Ahmad Samhan, owner of the taqueria Villa Pancho, said he thought the plaza was a wonderful idea. Samhan owned the Middle Eastern restaurant Zaytoon’s for 16 years, but converted the spot into a taqueria two years ago.

In addition to giving locals a safer space to walk, the plaza will also become a gathering place, he said.

“We’re hoping that it will attract new customers, give the locals an opportunity to stay in the neighborhood as well and spend some of their money here, as opposed to going outside and spending it there,” Samhan said.

He noted that the long construction time was tough for area businesses, which suffered throughout the delays.

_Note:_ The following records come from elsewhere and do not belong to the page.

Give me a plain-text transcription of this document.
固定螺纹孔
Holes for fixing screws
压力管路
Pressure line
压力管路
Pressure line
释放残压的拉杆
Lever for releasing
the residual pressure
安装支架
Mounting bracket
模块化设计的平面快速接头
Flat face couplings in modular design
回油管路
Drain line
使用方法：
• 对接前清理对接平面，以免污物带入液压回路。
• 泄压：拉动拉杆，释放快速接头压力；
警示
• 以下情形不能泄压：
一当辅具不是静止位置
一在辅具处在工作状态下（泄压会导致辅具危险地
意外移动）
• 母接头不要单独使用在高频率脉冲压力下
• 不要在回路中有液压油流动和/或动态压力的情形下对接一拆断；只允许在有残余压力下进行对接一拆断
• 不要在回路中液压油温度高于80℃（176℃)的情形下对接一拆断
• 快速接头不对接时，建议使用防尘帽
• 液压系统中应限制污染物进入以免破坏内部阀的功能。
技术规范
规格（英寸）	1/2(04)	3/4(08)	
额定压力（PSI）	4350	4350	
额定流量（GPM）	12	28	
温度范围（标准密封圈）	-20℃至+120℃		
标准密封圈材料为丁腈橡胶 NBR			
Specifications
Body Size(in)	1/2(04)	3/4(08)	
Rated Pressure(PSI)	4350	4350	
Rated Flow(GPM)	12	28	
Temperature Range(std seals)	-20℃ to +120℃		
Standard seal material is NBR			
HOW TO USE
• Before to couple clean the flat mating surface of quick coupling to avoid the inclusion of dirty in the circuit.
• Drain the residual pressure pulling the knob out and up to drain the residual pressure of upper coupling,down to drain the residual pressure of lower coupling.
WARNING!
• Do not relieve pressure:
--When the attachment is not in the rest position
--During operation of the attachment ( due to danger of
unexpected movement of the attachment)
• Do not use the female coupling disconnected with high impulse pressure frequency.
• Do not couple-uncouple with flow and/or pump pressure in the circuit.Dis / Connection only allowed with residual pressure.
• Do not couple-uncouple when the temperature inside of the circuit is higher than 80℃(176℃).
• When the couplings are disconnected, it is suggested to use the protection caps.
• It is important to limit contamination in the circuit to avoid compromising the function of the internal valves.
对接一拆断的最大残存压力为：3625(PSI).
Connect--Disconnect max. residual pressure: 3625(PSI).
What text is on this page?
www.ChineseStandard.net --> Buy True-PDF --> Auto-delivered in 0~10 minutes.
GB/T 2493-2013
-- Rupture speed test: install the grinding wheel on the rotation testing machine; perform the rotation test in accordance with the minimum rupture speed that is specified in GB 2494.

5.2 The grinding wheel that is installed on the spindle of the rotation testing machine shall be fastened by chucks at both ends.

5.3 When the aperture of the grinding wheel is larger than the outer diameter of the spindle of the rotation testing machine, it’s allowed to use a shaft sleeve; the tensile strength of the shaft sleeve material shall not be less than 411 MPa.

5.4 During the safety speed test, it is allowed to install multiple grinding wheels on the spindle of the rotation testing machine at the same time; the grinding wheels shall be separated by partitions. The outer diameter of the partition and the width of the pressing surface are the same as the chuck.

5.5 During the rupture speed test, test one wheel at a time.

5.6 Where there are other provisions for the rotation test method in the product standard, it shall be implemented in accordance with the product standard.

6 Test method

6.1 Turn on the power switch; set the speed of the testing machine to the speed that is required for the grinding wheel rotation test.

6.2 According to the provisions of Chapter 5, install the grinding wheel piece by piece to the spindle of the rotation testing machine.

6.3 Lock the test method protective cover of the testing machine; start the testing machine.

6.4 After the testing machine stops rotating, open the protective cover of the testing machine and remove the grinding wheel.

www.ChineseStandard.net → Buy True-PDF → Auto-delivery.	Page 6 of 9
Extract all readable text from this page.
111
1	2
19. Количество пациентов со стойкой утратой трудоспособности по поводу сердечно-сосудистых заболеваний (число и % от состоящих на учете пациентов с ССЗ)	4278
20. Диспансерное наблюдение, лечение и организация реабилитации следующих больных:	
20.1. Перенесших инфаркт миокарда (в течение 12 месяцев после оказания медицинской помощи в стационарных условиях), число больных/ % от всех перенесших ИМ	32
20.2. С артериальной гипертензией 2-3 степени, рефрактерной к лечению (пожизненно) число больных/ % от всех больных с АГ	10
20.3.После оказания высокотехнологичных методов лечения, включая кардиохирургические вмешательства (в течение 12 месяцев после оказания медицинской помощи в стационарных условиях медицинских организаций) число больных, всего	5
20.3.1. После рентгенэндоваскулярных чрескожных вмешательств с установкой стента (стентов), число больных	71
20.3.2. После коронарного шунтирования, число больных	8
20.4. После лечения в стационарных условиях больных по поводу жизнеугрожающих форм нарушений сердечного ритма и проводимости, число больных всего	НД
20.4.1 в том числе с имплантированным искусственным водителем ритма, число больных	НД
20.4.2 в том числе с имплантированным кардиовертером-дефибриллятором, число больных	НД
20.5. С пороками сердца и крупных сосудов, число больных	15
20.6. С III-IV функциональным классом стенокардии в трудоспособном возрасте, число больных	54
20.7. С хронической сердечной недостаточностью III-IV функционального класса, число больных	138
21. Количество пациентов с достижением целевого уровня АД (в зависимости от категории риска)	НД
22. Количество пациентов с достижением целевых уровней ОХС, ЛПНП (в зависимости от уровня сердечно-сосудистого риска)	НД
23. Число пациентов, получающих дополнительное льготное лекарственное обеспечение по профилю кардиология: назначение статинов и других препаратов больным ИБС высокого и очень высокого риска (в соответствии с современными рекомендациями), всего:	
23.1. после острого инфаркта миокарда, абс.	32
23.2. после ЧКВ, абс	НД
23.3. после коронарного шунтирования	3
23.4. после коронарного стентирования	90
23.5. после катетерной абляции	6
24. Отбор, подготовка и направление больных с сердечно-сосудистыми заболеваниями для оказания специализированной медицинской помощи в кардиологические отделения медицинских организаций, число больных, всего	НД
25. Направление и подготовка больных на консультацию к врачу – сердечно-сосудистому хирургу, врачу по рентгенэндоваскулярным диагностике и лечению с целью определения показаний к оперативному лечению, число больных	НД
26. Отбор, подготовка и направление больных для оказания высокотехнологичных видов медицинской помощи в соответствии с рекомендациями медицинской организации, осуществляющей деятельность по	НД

But Samhan said he hopes the wait was worth it.

“The patrons, the local merchants and even the residents of our neighborhood, we’re hoping that our patience will pay off,” he said.

He added that having grown up and lived in Clinton Hill for 45 years, he hopes Myrtle Avenue will no longer be a street that people pass through, but a destination for visitors.

“Just the beautification of Myrtle Avenue,” he said, “it’s a beautiful thing to have witnessed.”

Clinton Hill resident Shirley Gadson, who proudly said she has lived in the neighborhood for 40 years, said she loved the plaza because it brings the community “into the 21st century.” She was somewhat skeptical at first, worried about the noise and having more people on the street.

But now that it’s here, Gadson said she likes that people can enjoy themselves just by sitting on the benches and taking a break.

“I live right here and I can go on my terrace, but it was just nice to sit down and say hello to the people who were passing by,” she said.

Gadson said she expects more people in the area, especially if there are constant events happening at the plaza, such as live music or yoga.

However, the longtime Clinton Hill resident did have one request. She said she wants the bus stop moved back over to Ryerson Street “where it belongs.”

The ribbon-cutting ceremony last week also marked the start of Move On Myrtle, the partnership’s summer series of free events and programs at the plaza. The series includes fitness on Mondays, kids programs on Tuesdays and live music on Wednesdays through September.